1 files changed, 9 insertions, 5 deletions

diff --git a/sys/netinet/ip_fw2.c b/sys/netinet/ip_fw2.c
index 19799bc..a532a6d 100644
--- a/sys/netinet/ip_fw2.c
+++ b/sys/netinet/ip_fw2.c
@@ -82,12 +82,16 @@
 #include <machine/in_cksum.h>	/* XXX for in_cksum */
 
 /*
- * XXX This one should go in sys/mbuf.h. It is used to avoid that
- * a firewall-generated packet loops forever through the firewall.

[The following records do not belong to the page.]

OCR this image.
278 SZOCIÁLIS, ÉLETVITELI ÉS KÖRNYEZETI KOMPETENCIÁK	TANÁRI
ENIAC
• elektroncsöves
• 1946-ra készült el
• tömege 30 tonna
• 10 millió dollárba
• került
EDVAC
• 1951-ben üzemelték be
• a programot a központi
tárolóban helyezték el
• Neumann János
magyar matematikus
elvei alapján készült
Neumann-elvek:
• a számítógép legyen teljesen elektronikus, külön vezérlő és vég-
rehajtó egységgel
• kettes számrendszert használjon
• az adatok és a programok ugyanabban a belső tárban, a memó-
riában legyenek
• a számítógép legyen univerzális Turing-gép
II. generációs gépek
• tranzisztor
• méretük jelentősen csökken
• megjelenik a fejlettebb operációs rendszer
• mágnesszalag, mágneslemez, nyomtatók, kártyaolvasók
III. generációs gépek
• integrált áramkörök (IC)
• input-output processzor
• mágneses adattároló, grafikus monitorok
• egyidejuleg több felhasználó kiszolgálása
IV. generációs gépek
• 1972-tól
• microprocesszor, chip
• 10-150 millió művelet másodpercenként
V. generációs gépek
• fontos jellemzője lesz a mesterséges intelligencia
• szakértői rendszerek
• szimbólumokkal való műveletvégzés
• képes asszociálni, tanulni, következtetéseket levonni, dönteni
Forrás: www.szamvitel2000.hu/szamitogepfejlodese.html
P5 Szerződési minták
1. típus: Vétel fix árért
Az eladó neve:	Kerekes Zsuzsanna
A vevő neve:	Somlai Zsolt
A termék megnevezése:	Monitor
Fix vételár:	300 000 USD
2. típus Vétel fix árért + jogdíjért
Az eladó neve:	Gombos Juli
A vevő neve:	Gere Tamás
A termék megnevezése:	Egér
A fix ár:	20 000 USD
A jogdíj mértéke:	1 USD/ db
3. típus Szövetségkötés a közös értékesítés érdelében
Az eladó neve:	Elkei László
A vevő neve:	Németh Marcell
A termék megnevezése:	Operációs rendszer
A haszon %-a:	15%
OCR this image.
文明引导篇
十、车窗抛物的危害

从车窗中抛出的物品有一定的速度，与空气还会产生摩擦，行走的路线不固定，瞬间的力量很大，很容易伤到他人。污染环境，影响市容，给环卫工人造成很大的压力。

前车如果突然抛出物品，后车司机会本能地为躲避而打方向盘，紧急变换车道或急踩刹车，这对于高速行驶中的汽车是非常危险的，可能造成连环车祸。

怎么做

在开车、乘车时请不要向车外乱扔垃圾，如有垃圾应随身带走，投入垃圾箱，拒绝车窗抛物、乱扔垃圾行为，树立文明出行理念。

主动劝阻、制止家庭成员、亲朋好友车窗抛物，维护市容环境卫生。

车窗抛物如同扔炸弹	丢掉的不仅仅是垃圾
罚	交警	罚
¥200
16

+ * This is used to avoid that a firewall-generated packet
+ * loops forever through the firewall.  Note that it must
+ * be a flag that is unused by other protocols that might
+ * be called from ip_output (e.g. IPsec) and it must be
+ * listed in M_COPYFLAGS in mbuf.h so that if the mbuf chain
+ * is altered on the way through ip_output it is not lost.
+ * It might be better to add an m_tag since the this happens
+ * infrequently.
  */
-#ifndef	M_SKIP_FIREWALL
-#define M_SKIP_FIREWALL         0x4000
-#endif
+#define M_SKIP_FIREWALL         M_PROTO6
 
 /*
  * set_disable contains one bit per set value (0..31).